La libertà di Patrick Zaki ora è nelle mani del Presidente dell’Egitto Abdel Fattah al-Sisi.
Solo lui – dittatore di fatto, al potere dal 2014 e uomo dal pugno di ferro – potrebbe paradossalmente ribaltare la sentenza definitiva della Corte, che condanna l’ex studente dell’Università di Bologna a tre anni di carcere.
La “colpa” di Zaki è quella di aver scritto nel 2020 un articolo sulle discriminazioni contro i cristiani-copti in Egitto.
La sentenza di ieri nei confronti del giovane attivista non prevede appello: Zaki è stato giudicato da un Tribunale di sicurezza che proibisce i ricorsi.
L’unica eccezione riguarda il Presidente, appunto, il quale potrebbe decidere di liberare il condannato, accordando una sorta di “grazia” a Zaki.
In queste ore si rincorrono, sia in Egitto che altrove, appelli per la liberazione rivolti ad Al Sisi: il primo dei quali arriva dal Consiglio di amministrazione del National Dialogue egiziano.
Si tratta di una sorta di Assemblea interna per il dialogo, composta da giornalisti, attivisti, insegnanti, studenti, creata in seno alle stesse istituzioni statali egiziane, per favorire un’apparente apertura al dialogo su temi di interesse generale.
In questo caso il National dialogue chiede di rivedere la decisione su Zaki.
Con un comunicato ha fatto appello al regime di Al Sisi affinchè «usi la sua autorità legale e costituzionale per liberare Zaki».
I componenti del National Dialogue ricordano al Presidente che il recente ottenimento di un master universitario (conseguito all’Università di Bologna) da parte di Zaki dimostra «il suo impegno per il futuro dell’Egitto».
Ma le richieste non si fermano qui: un appello firmato da una cinquantina di organizzazioni della società civile egiziana, chiede ad Al Sisi di «non ratificare il verdetto» ma di rigettarlo completamente.
Queste sigle vanno dal Cairo Institute for Human Rights Studies (CIHRS) alla Campaign Against Arms Trade, ad Amnesty International a Democracy in the Arab World Now (DAWN).

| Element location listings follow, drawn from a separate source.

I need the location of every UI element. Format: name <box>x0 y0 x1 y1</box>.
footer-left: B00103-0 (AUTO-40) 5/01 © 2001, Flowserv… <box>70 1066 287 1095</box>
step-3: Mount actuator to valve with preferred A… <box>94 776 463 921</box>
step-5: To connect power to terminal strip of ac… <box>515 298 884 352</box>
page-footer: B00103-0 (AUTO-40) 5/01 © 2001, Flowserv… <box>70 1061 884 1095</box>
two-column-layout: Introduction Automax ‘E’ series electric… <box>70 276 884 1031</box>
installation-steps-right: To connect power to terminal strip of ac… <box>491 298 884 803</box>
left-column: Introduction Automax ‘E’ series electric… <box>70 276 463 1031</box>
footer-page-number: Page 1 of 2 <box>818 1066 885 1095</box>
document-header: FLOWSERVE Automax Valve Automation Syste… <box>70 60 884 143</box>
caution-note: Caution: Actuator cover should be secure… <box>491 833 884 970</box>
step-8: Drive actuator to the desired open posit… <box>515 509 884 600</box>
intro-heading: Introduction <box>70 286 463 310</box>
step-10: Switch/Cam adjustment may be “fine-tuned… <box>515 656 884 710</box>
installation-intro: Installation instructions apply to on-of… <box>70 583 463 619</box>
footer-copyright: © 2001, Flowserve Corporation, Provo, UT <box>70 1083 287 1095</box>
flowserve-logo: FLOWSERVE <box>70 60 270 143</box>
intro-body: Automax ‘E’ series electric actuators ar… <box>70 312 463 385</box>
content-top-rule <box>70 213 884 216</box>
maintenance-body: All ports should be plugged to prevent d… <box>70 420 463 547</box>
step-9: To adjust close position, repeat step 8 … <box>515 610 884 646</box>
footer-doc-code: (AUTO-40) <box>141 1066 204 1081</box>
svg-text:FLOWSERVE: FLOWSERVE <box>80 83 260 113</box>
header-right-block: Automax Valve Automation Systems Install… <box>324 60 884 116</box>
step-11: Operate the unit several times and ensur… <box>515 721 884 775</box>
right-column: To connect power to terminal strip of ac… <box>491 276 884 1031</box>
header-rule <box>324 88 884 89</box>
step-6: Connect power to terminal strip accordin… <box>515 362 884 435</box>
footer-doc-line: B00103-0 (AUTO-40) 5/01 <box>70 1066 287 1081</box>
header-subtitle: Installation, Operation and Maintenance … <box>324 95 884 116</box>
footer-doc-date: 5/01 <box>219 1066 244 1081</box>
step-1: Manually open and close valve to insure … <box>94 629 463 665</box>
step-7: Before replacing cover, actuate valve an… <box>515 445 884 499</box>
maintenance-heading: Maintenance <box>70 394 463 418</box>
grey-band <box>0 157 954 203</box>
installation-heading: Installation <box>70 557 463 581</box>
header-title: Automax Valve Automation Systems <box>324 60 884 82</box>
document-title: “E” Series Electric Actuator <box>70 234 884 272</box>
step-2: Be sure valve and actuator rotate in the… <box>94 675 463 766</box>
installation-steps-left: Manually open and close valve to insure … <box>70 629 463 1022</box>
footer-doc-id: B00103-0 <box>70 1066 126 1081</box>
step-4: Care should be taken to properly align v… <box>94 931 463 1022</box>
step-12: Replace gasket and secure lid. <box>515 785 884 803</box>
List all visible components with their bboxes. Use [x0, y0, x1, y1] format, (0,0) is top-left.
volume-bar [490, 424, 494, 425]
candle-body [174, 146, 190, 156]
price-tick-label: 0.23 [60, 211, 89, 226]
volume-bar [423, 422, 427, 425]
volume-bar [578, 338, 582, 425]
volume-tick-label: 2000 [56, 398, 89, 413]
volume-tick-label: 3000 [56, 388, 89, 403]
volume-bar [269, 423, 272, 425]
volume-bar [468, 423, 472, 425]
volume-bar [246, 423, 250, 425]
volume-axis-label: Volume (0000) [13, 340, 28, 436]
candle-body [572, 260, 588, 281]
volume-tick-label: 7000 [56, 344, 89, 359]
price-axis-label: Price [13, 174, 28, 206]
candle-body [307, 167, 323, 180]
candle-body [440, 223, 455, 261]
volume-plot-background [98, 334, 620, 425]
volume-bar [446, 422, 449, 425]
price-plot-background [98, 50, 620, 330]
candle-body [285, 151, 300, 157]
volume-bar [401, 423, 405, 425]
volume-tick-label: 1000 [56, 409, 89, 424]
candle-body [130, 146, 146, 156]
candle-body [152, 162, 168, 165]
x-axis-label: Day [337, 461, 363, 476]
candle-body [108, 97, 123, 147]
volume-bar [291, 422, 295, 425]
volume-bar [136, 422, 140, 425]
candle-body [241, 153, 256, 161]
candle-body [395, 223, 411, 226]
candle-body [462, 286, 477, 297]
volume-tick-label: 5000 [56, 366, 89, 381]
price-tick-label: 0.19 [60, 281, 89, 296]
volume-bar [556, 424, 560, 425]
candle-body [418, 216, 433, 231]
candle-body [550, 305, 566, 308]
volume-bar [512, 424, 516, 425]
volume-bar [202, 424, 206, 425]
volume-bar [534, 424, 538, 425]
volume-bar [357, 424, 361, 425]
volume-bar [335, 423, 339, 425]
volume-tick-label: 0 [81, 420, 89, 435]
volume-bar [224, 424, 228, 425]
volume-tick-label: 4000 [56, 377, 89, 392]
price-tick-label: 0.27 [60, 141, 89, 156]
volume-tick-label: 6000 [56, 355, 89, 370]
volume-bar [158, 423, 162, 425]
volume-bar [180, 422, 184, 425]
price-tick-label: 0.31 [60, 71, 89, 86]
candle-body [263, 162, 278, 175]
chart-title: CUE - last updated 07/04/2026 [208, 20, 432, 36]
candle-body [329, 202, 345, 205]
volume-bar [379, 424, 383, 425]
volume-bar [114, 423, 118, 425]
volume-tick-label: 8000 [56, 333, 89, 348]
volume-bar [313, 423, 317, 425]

Qui l’appallo.
Francesco Vignarca, Coordinatore nazionale della Rete italiana per il disarmo suggerisce di fare pressioni commerciali su Al Sisi, per spingerlo ad un ‘atto di clemenza’ e di giustizia.
«Noi avevamo già chiesto in passato uno stop completo di fornitura di armi all’Egitto perchè ci sembrava una delle modalità con cui sarebbe stato possibile fare pressione sui singoli casi, come quello Zaki, ma anche per un cambio politico», argomenta con noi Vignarca.
«Non è una questione che riguarda solo il commercio delle armi – precisa -Tuttavia questo è un tema cruciale».
Tra il 2013 e il 2021 l’Italia ha esportato in Egitto armi piccole e leggere per un valore compreso tra i 18 e i 19 milioni di euro, come spiega il rapporto appena pubblicato da EgyptWide.
«Sappiamo tutti che se ad un Paese vendi le armi lo stai considerando affidabile, se non alleato», prosegue Vignarca.
«Anche il Parlamento europeo, richiamando specificatamente i casi di Patrick Zaki e Giulio Regeni oltre alle numerose violazioni dei diritti umani in Egitto, si è espresso ripetutamente con diverse risoluzioni votate ad ampia maggioranza per chiedere agli Stati membri di “sospendere tutte le esportazioni verso l’Egitto di armi, tecnologie di sorveglianza e altre attrezzature di sicurezza in grado di facilitare gli attacchi contro i difensori dei diritti umani e gli attivisti della società civile, anche sui social media, nonché qualsiasi altro tipo di repressione interna”», ricorda anche Giorgio Beretta, dell’osservatorio Permanente sulle armi leggere di Brescia.
In queste ore gli appelli per Zaki arrivano da più parti: la premier Giorgia Meloni oggi ha detto «il nostro impegno per una soluzione positiva del caso di Patrick Zaki non è mai cessato, continua, abbiamo ancora fiducia».
Si tenta di giocare l’ultima carta utile, quella del “perdono” per Zaki, corrispondente appunto alla grazia.
Ma il regime di Al Sisi si è sempre mostrato poco permeabile alle richieste di trasparenza, verità e giustizia.
Aver abbassato la guardia in questi mesi, sul caso Zaki, ha contribuito al risultato attuale, scrive Amnesty International.
«Dopo la scarcerazione, alla fine del 2021 e la laurea di due settimane fa, in molti avevano pensato che andasse bene così – ha commentato oggi Riccardo Noury, portavoce di Amnesty International – Hanno celebrato lo “Zaki libero” e lo “Zaki dottore”, ma hanno via via perso di vista lo “Zaki imputato”».